H.R. 873 & S. 260 - The Transformation To Competitive Employment Act - This bill has declared the goal of eliminating Sheltered Workshops and 14(c) Wage Certificates, under the mantle of everyone with a disability is capable of competitive integrated employment.
Sponsors of the bill recently added a new summary that significantly downplays the effect the bill would have on eliminating work centers and 14(c) that benefit those who are unable to compete in the employment opportunities the bill promotes.

OF CONCERN:

VOR is concerned about the following bills because they only cover HCBS proivders, and because the sponsors of the bills have consistently fought against ICFs as part of the continuum of care in I/DD services.

H,R. 6305 & S. 3544 - Coronavirus Relief for Seniors and People with Disabilities Act of 2020 - Bill provides FY2020 supplemental appropriations to the Centers for Medicare & Medicaid Services for specified quality improvement and laboratory certification activities. The funds are designated as an emergency requirement, which exempts the funds from discretionary spending limits and other budget enforcement rules.
In addition, the bill (1) temporarily requires state Medicaid programs to provide Medicare cost-sharing assistance to certain individuals who qualify for, or are enrolled in, the low-income subsidy program under the Medicare prescription drug benefit; and (2) authorizes a grant program to support Medicaid home- and community-based services during the public health emergency.

VOR SUPPORTS:

H.R. 6045 & S. 3669 - Recognizing the Role of Direct Support Professionals Act - To require the Office of Management and Budget to revise the Standard Occupational Classification system to establish a separate code for direct support professionals, and for other purposes.

H.R. 5443 & S. 3220 - Ensuring Access to Direct Support Professionals Act -
To amend title XIX of the Social Security Act to clarify that the provision of home and community-based services is not prohibited in an acute care hospital, and for other purposes.

H.R. 2417 - The HEADs UP Act - To amend the Public Health Service Act to expand and improve health care services by health centers and the National Health Service Corps for individuals with a developmental disability as a Medically Underserved Population (MUP).

H.R. 1379 & S. 560 - Ensuring Lasting Smiles Act - To require that group and individual health insurance coverage and group health plans provide coverage for treatment of a congenital anomaly or birth defect. (i.e. Cleft palate, ectodermal dysplasia, etc.)

TELEHEALTH:

During the COVID-19 Pandemic, Health Care Providers have been relying increasingly on Telehealth Services.
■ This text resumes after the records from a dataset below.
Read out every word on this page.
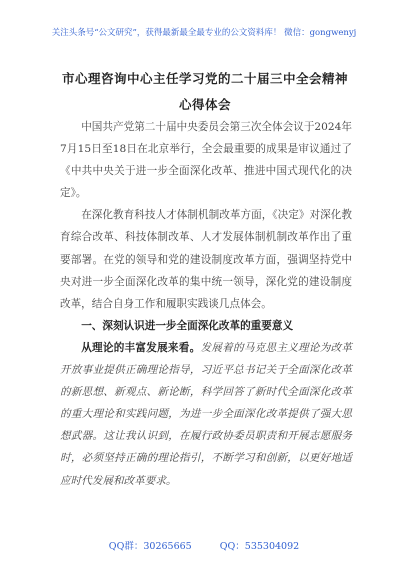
关注头条号“公文研究”，获得最新最全最专业的公文资料库！ 微信：gongwenyj
市心理咨询中心主任学习党的二十届三中全会精神心得体会

中国共产党第二十届中央委员会第三次全体会议于2024年7月15日至18日在北京举行，全会最重要的成果是审议通过了《中共中央关于进一步全面深化改革、推进中国式现代化的决定》。

在深化教育科技人才体制机制改革方面，《决定》对深化教育综合改革、科技体制改革、人才发展体制机制改革作出了重要部署。在党的领导和党的建设制度改革方面，强调坚持党中央对进一步全面深化改革的集中统一领导，深化党的建设制度改革，结合自身工作和履职实践谈几点体会。

一、深刻认识进一步全面深化改革的重要意义

从理论的丰富发展来看。发展着的马克思主义理论为改革开放事业提供正确理论指导，习近平总书记关于全面深化改革的新思想、新观点、新论断，科学回答了新时代全面深化改革的重大理论和实践问题，为进一步全面深化改革提供了强大思想武器。这让我认识到，在履行政协委员职责和开展志愿服务时，必须坚持正确的理论指引，不断学习和创新，以更好地适应时代发展和改革要求。

QQ群：30265665	QQ：535304092
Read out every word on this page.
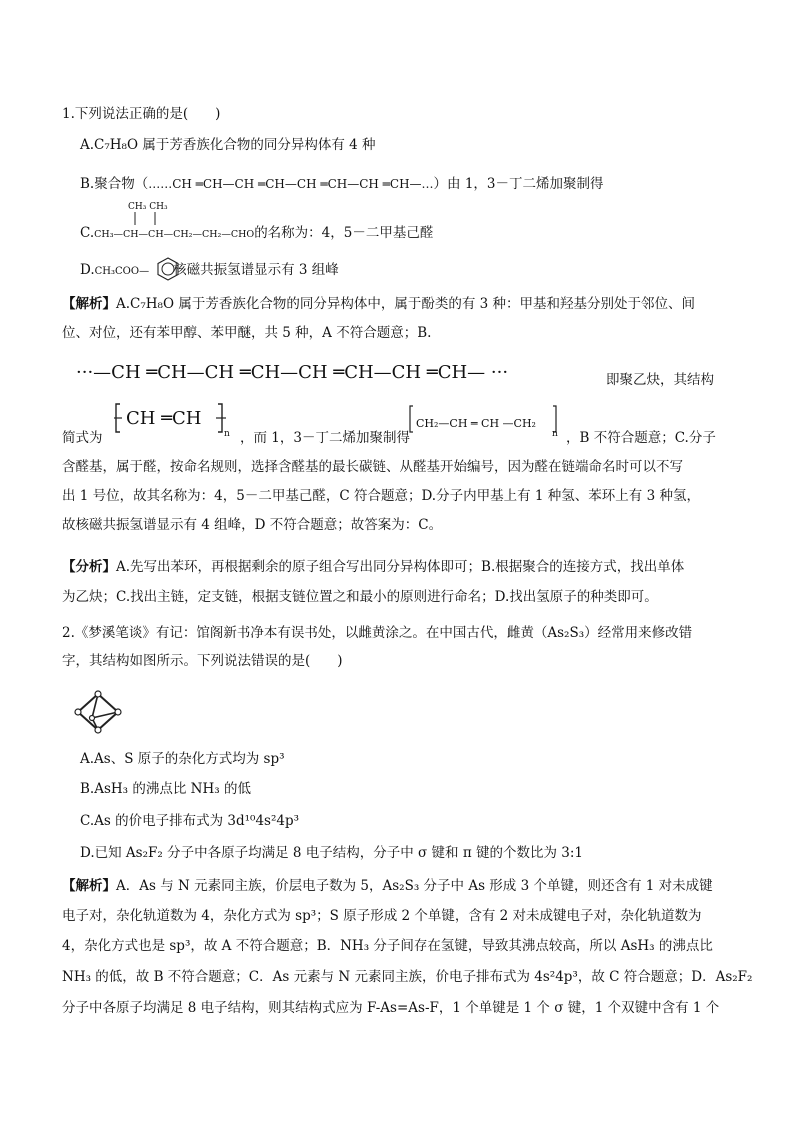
1.下列说法正确的是(　　)
A.C₇H₈O 属于芳香族化合物的同分异构体有 4 种
B.聚合物（……CH ═CH—CH ═CH—CH ═CH—CH ═CH—…）由 1，3－丁二烯加聚制得
CH₃ CH₃
C.CH₃—CH—CH—CH₂—CH₂—CHO的名称为：4，5－二甲基己醛
D.CH₃COO— 核磁共振氢谱显示有 3 组峰
【解析】A.C₇H₈O 属于芳香族化合物的同分异构体中，属于酚类的有 3 种：甲基和羟基分别处于邻位、间
位、对位，还有苯甲醇、苯甲醚，共 5 种，A 不符合题意；B.
···—CH ═CH—CH ═CH—CH ═CH—CH ═CH— ···	即聚乙炔，其结构
简式为
CH ═CH
n ，而 1，3－丁二烯加聚制得
CH₂—CH ═ CH —CH₂
n ，B 不符合题意；C.分子
含醛基，属于醛，按命名规则，选择含醛基的最长碳链、从醛基开始编号，因为醛在链端命名时可以不写
出 1 号位，故其名称为：4，5－二甲基己醛，C 符合题意；D.分子内甲基上有 1 种氢、苯环上有 3 种氢，
故核磁共振氢谱显示有 4 组峰，D 不符合题意；故答案为：C。
【分析】A.先写出苯环，再根据剩余的原子组合写出同分异构体即可；B.根据聚合的连接方式，找出单体
为乙炔；C.找出主链，定支链，根据支链位置之和最小的原则进行命名；D.找出氢原子的种类即可。
2.《梦溪笔谈》有记：馆阁新书净本有误书处，以雌黄涂之。在中国古代，雌黄（As₂S₃）经常用来修改错
字，其结构如图所示。下列说法错误的是(　　)
A.As、S 原子的杂化方式均为 sp³
B.AsH₃ 的沸点比 NH₃ 的低
C.As 的价电子排布式为 3d¹⁰4s²4p³
D.已知 As₂F₂ 分子中各原子均满足 8 电子结构，分子中 σ 键和 π 键的个数比为 3:1
【解析】A．As 与 N 元素同主族，价层电子数为 5，As₂S₃ 分子中 As 形成 3 个单键，则还含有 1 对未成键
电子对，杂化轨道数为 4，杂化方式为 sp³；S 原子形成 2 个单键，含有 2 对未成键电子对，杂化轨道数为
4，杂化方式也是 sp³，故 A 不符合题意；B．NH₃ 分子间存在氢键，导致其沸点较高，所以 AsH₃ 的沸点比
NH₃ 的低，故 B 不符合题意；C．As 元素与 N 元素同主族，价电子排布式为 4s²4p³，故 C 符合题意；D．As₂F₂
分子中各原子均满足 8 电子结构，则其结构式应为 F-As=As-F，1 个单键是 1 个 σ 键，1 个双键中含有 1 个
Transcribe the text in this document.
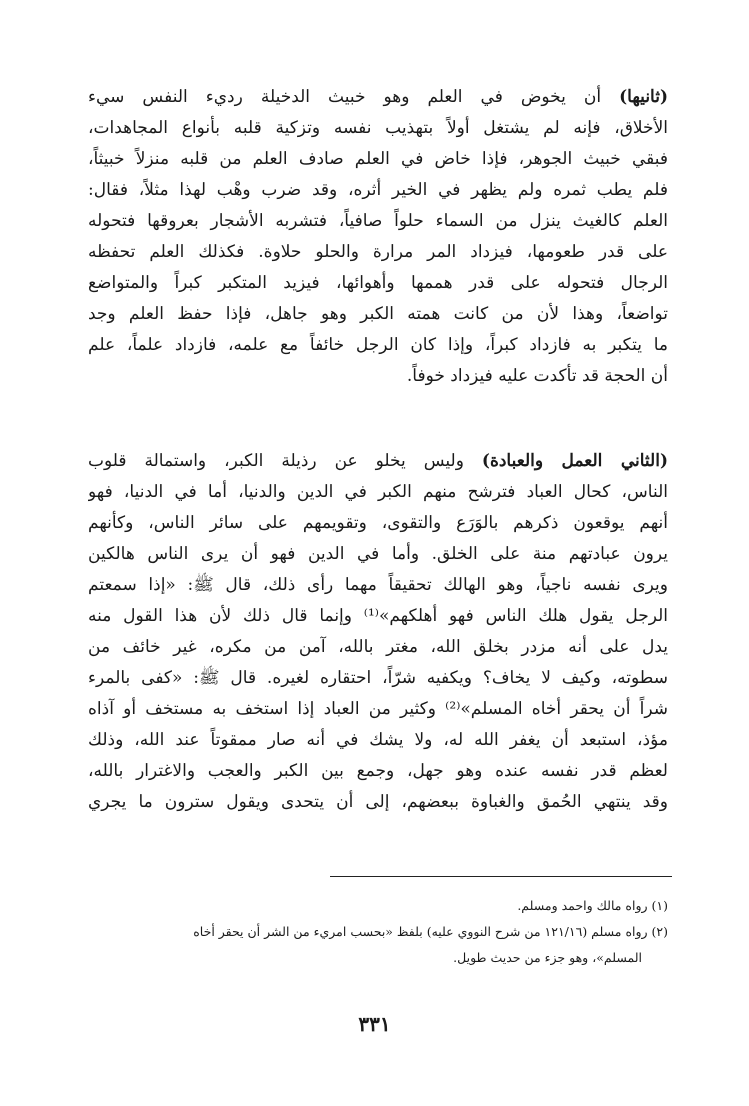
(ثانيها) أن يخوض في العلم وهو خبيث الدخيلة رديء النفس سيء
الأخلاق، فإنه لم يشتغل أولاً بتهذيب نفسه وتزكية قلبه بأنواع المجاهدات،
فبقي خبيث الجوهر، فإذا خاض في العلم صادف العلم من قلبه منزلاً خبيثاً،
فلم يطب ثمره ولم يظهر في الخير أثره، وقد ضرب وهْب لهذا مثلاً، فقال:
العلم كالغيث ينزل من السماء حلواً صافياً، فتشربه الأشجار بعروقها فتحوله
على قدر طعومها، فيزداد المر مرارة والحلو حلاوة. فكذلك العلم تحفظه
الرجال فتحوله على قدر هممها وأهوائها، فيزيد المتكبر كبراً والمتواضع
تواضعاً، وهذا لأن من كانت همته الكبر وهو جاهل، فإذا حفظ العلم وجد
ما يتكبر به فازداد كبراً، وإذا كان الرجل خائفاً مع علمه، فازداد علماً، علم
أن الحجة قد تأكدت عليه فيزداد خوفاً.
(الثاني العمل والعبادة) وليس يخلو عن رذيلة الكبر، واستمالة قلوب
الناس، كحال العباد فترشح منهم الكبر في الدين والدنيا، أما في الدنيا، فهو
أنهم يوقعون ذكرهم بالوَرَع والتقوى، وتقويمهم على سائر الناس، وكأنهم
يرون عبادتهم منة على الخلق. وأما في الدين فهو أن يرى الناس هالكين
ويرى نفسه ناجياً، وهو الهالك تحقيقاً مهما رأى ذلك، قال ﷺ: «إذا سمعتم
الرجل يقول هلك الناس فهو أهلكهم»⁽¹⁾ وإنما قال ذلك لأن هذا القول منه
يدل على أنه مزدر بخلق الله، مغتر بالله، آمن من مكره، غير خائف من
سطوته، وكيف لا يخاف؟ ويكفيه شرّاً، احتقاره لغيره. قال ﷺ: «كفى بالمرء
شراً أن يحقر أخاه المسلم»⁽²⁾ وكثير من العباد إذا استخف به مستخف أو آذاه
مؤذ، استبعد أن يغفر الله له، ولا يشك في أنه صار ممقوتاً عند الله، وذلك
لعظم قدر نفسه عنده وهو جهل، وجمع بين الكبر والعجب والاغترار بالله،
وقد ينتهي الحُمق والغباوة ببعضهم، إلى أن يتحدى ويقول سترون ما يجري
(١) رواه مالك واحمد ومسلم.
(٢) رواه مسلم (١٢١/١٦ من شرح النووي عليه) بلفظ «بحسب امريء من الشر أن يحقر أخاه
المسلم»، وهو جزء من حديث طويل.
٣٣١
Members of Congress have proposed a number of bills to learn more about telehealth services, with a possible eye toward expanding these services into our broader system of health care.

VOR has been following the expansion of telehealth, especially how incorporating these services into treatment of people with I/DD might change our delivery systems. Telehealth has the potential to improve care for some people with poor access to professional care, or it could be used as a less-expensive substitute for in-person treatment and quality professional care.

Current Telehealth bills in the 116th Congress include:

H.R. 6474 - Healthcare Broadband Expansion During COVID-19 Act - To provide for the expansion of the Rural Health Care Program of the Federal Communications Commission in response to COVID–19, and for other purposes.

H.R. 7078 - To study the effects of changes to telehealth under the Medicare and Medicaid programs during the COVID-19 emergency.

S. 3999 - A bill to amend title XVIII of the Social Security Act to simplify payments for telehealth services furnished by Federally qualified health centers or rural health clinics under the Medicare program, and for other purposes.

S. 3999 - A bill to amend title XVIII of the Social Security Act to ensure access to mental health and behavioral health services furnished through telehealth under the Medicare program.